L’incanto si regge ovviamente su un unico presupposto: che nessuno parli mai di politica, né tantomeno dei rispettivi affari in patria – ma va detto che a Dubai, dove l’unica ideologia ammessa è quella degli sceicchi e i giornali si occupano di babbuini, il rischio non è poi così alto.
Per quanto accennarvi sia considerato poco chic, tuttavia, la guerra esiste e macina montagne di denaro anche qui. A inizio novembre, ad esempio, il dipartimento del Tesoro Usa ha sanzionato una quindicina di compagnie emiratine accusate di rivendere sottobanco a Mosca ingenti quantitativi di componenti militari di produzione occidentale.

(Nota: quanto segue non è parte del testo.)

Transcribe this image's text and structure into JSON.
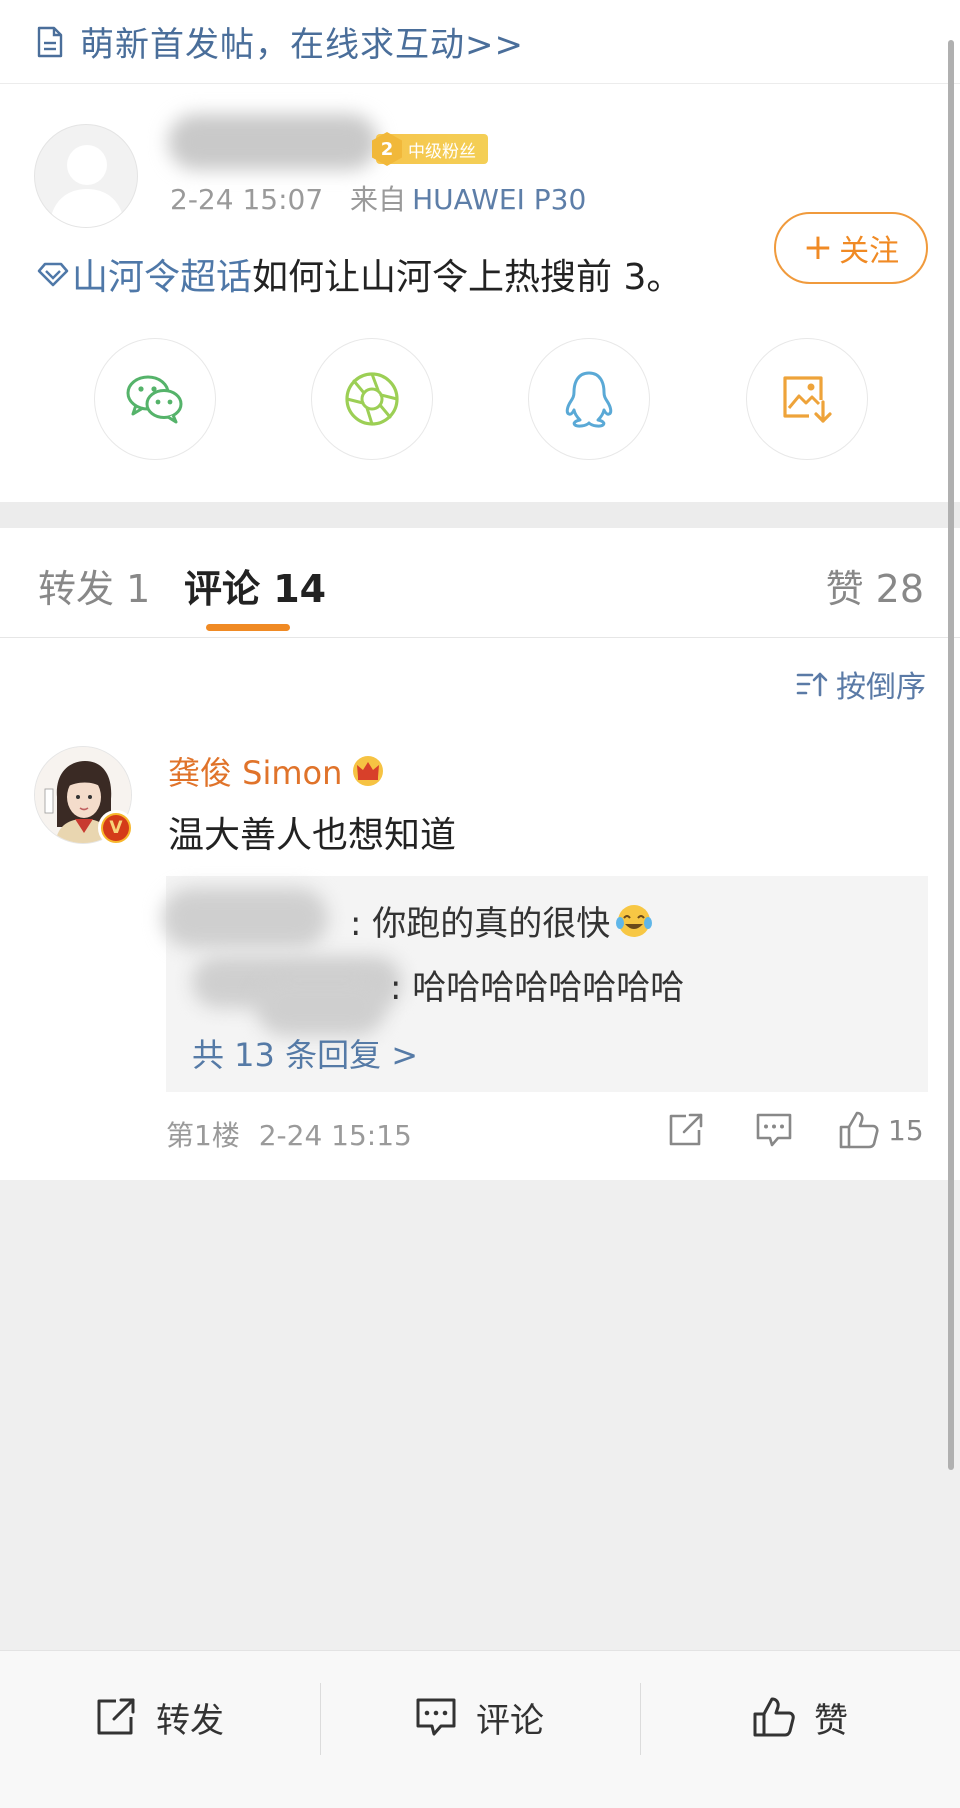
{
  "banner": {
    "text": "萌新首发帖，在线求互动>>",
    "icon": "document-icon"
  },
  "post": {
    "fan_badge": {
      "level": "2",
      "label": "中级粉丝"
    },
    "time": "2-24 15:07",
    "from_label": "来自",
    "device": "HUAWEI P30",
    "follow_label": "关注",
    "follow_plus": "+",
    "topic": "山河令超话",
    "text": "如何让山河令上热搜前 3。",
    "share_icons": [
      "wechat-icon",
      "moments-icon",
      "qq-icon",
      "save-image-icon"
    ]
  },
  "tabs": {
    "repost": "转发 1",
    "comment": "评论 14",
    "like": "赞 28"
  },
  "comments": {
    "sort_label": "按倒序",
    "items": [
      {
        "name": "龚俊 Simon",
        "text": "温大善人也想知道",
        "replies": [
          {
            "text": ": 你跑的真的很快"
          },
          {
            "text": ": 哈哈哈哈哈哈哈哈"
          }
        ],
        "more_replies": "共 13 条回复 >",
        "floor": "第1楼",
        "time": "2-24 15:15",
        "like_count": "15",
        "verified_badge": "V"
      }
    ]
  },
  "bottom_bar": {
    "repost": "转发",
    "comment": "评论",
    "like": "赞"
  },
  "colors": {
    "accent": "#f08a24",
    "link": "#4f78a8",
    "name_orange": "#e0732a"
  }
}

Pochi giorni dopo, il 13 novembre, è stata inaugurata sotto il patrocinio personale del sovrano Mohammed bin Rashid la diciottesima edizione del Dubai Airshow, il più grande salone aeronautico del Medio Oriente, la cui planimetria era letteralmente dominata dall’immenso padiglione della Russia. All’interno, faceva bella mostra di sé una sterminata collezione di armi, missili ed elicotteri da guerra, compreso il famoso KA-52E, ampiamente utilizzato nei cieli dell’Ucraina. «Tutti questi materiali sono stati testati sul campo durante l’operazione militare speciale – ci ha subito annunciato, in perfetto inglese, uno dei manager presenti -. Ed è chiaro che per i nostri clienti questo rappresenta un valore aggiunto». Il che non deve discostarsi troppo dal vero, almeno a giudicare dalla nutrita schiera di delegazioni straniere che affollavano la struttura.
Una volta terminato con noi, il giovane manager ha immediatamente dirottato le sue attenzioni su un gruppo di ufficiali dell’esercito sudafricano, accompagnandoli a ispezionare l’ultimo modello di mitragliatrice anti-drone. I volti dei convenuti erano tutti tirati in caldi sorrisi di circostanza, e siamo abbastanza certi che non uno di loro abbia mai menzionato la parola «guerra».
Perché anche questo, in fondo, fa parte del grande sogno di Dubai: nessuno fa domande, gli affari non hanno bandiera e il denaro continua a circolare – tanto le bombe cadranno in testa a qualcun altro.